Nevertheless, I think it might be a smart idea to have the “Mommie Dearest” fictionalized version of Joan Crawford following him around for the next few months, all the while dispensing vigorous and emphatic reminders that we will accept no wire hangers... ever.
Giant bowl of baked beans optional.
The State of Massachusetts
Ah, Massachusetts, like a big tragic albatross hanging around poor Romney’s neck. How does a Republican Presidential candidate recover from having been governor of The Most Liberal State EVAAARRR, as the GOP is fond of classifying it? Especially as recently as John Kerry’s failed candidacy?
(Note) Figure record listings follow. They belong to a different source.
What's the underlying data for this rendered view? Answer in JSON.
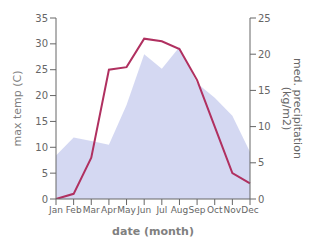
{
  "chart_data": {
    "type": "line",
    "categories": [
      "Jan",
      "Feb",
      "Mar",
      "Apr",
      "May",
      "Jun",
      "Jul",
      "Aug",
      "Sep",
      "Oct",
      "Nov",
      "Dec"
    ],
    "xlabel": "date (month)",
    "ylabel": "max temp (C)",
    "y2label": "med. precipitation\n(kg/m2)",
    "series": [
      {
        "type": "area",
        "axis": "y2",
        "color": "#b0b8e8",
        "values": [
          6.0,
          8.5,
          8.0,
          7.5,
          13.0,
          20.0,
          18.0,
          21.0,
          16.0,
          14.0,
          11.5,
          6.5
        ]
      },
      {
        "type": "line",
        "color": "#b03060",
        "values": [
          0.0,
          1.0,
          8.0,
          25.0,
          25.5,
          31.0,
          30.5,
          29.0,
          23.0,
          14.0,
          5.0,
          3.0
        ]
      }
    ],
    "ylim": [
      0,
      35
    ],
    "yticks": [
      0,
      5,
      10,
      15,
      20,
      25,
      30,
      35
    ],
    "y2lim": [
      0,
      25
    ],
    "y2ticks": [
      0,
      5,
      10,
      15,
      20,
      25
    ],
    "grid": false
  }
}
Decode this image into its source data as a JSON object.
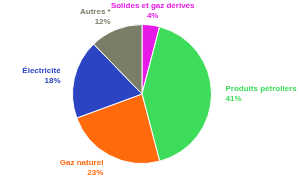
{
  "chart_data": {
    "type": "pie",
    "categories": [
      "Solides et gaz dérivés",
      "Produits pétroliers",
      "Gaz naturel",
      "Électricité",
      "Autres *"
    ],
    "values": [
      4,
      41,
      23,
      18,
      12
    ],
    "value_labels": [
      "4%",
      "41%",
      "23%",
      "18%",
      "12%"
    ],
    "colors": [
      "#e619e6",
      "#3ddc5a",
      "#ff6a0d",
      "#2b44c2",
      "#7a7d68"
    ],
    "data_labels": true
  }
}
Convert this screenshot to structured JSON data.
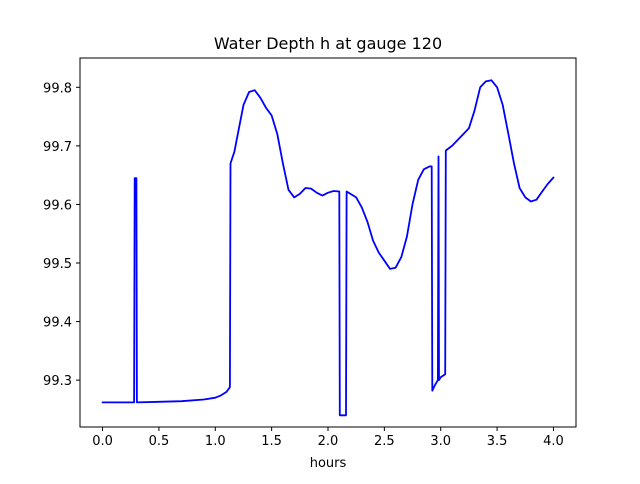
{
  "chart_data": {
    "type": "line",
    "title": "Water Depth h at gauge 120",
    "xlabel": "hours",
    "ylabel": "",
    "xlim": [
      -0.2,
      4.2
    ],
    "ylim": [
      99.22,
      99.85
    ],
    "xticks": [
      0.0,
      0.5,
      1.0,
      1.5,
      2.0,
      2.5,
      3.0,
      3.5,
      4.0
    ],
    "xtick_labels": [
      "0.0",
      "0.5",
      "1.0",
      "1.5",
      "2.0",
      "2.5",
      "3.0",
      "3.5",
      "4.0"
    ],
    "yticks": [
      99.3,
      99.4,
      99.5,
      99.6,
      99.7,
      99.8
    ],
    "ytick_labels": [
      "99.3",
      "99.4",
      "99.5",
      "99.6",
      "99.7",
      "99.8"
    ],
    "grid": false,
    "series": [
      {
        "color": "#0000ff",
        "x": [
          0.0,
          0.28,
          0.285,
          0.3,
          0.305,
          0.5,
          0.7,
          0.9,
          1.0,
          1.05,
          1.1,
          1.13,
          1.135,
          1.17,
          1.2,
          1.25,
          1.3,
          1.35,
          1.4,
          1.45,
          1.5,
          1.55,
          1.6,
          1.65,
          1.7,
          1.75,
          1.8,
          1.85,
          1.9,
          1.95,
          2.0,
          2.05,
          2.1,
          2.105,
          2.13,
          2.16,
          2.165,
          2.2,
          2.25,
          2.3,
          2.35,
          2.4,
          2.45,
          2.5,
          2.55,
          2.6,
          2.65,
          2.7,
          2.75,
          2.8,
          2.85,
          2.9,
          2.92,
          2.925,
          2.95,
          2.975,
          2.98,
          2.985,
          3.0,
          3.04,
          3.045,
          3.1,
          3.2,
          3.25,
          3.3,
          3.35,
          3.4,
          3.45,
          3.5,
          3.55,
          3.6,
          3.65,
          3.7,
          3.75,
          3.8,
          3.85,
          3.9,
          3.95,
          4.0
        ],
        "y": [
          99.262,
          99.262,
          99.645,
          99.645,
          99.262,
          99.263,
          99.264,
          99.267,
          99.27,
          99.274,
          99.28,
          99.288,
          99.67,
          99.69,
          99.72,
          99.77,
          99.792,
          99.795,
          99.782,
          99.765,
          99.752,
          99.72,
          99.67,
          99.625,
          99.612,
          99.618,
          99.628,
          99.627,
          99.62,
          99.615,
          99.62,
          99.623,
          99.622,
          99.24,
          99.24,
          99.24,
          99.622,
          99.618,
          99.612,
          99.595,
          99.57,
          99.538,
          99.518,
          99.504,
          99.49,
          99.492,
          99.51,
          99.545,
          99.6,
          99.642,
          99.66,
          99.665,
          99.665,
          99.282,
          99.292,
          99.3,
          99.682,
          99.3,
          99.305,
          99.31,
          99.692,
          99.7,
          99.72,
          99.73,
          99.76,
          99.8,
          99.81,
          99.812,
          99.8,
          99.77,
          99.72,
          99.67,
          99.628,
          99.612,
          99.605,
          99.608,
          99.622,
          99.635,
          99.646
        ]
      }
    ]
  }
}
Massachusetts is the site of so many unfortunate reminders of Mitt Romney’s “evolving” politics. Massachusetts is home to Romney-designed socialized healthcare, the same system on which Obamacare (which is itself a ripoff of what was originally known locally as Romneycare) is based. Massachusetts is also where Romney frequently asserted his support for GLBT rights (if not equal marriage) and, as noted above, was where he once expressed his pro-choice beliefs.
I think a giant state of Massachusetts might help Romney to think more thoroughly henceforth prior to backtracking, “evolving,” or just plain making stuff up in a spookily Machiavellian effort at winning the presidency.
So those are my suggestions. Of course, it’s unlikely that any of them will change Mitt Romney’s mind, but hey, political activism is a tough uphill road sometimes. Did I forget anything? Let us know about your proposed campaign groupies in comments.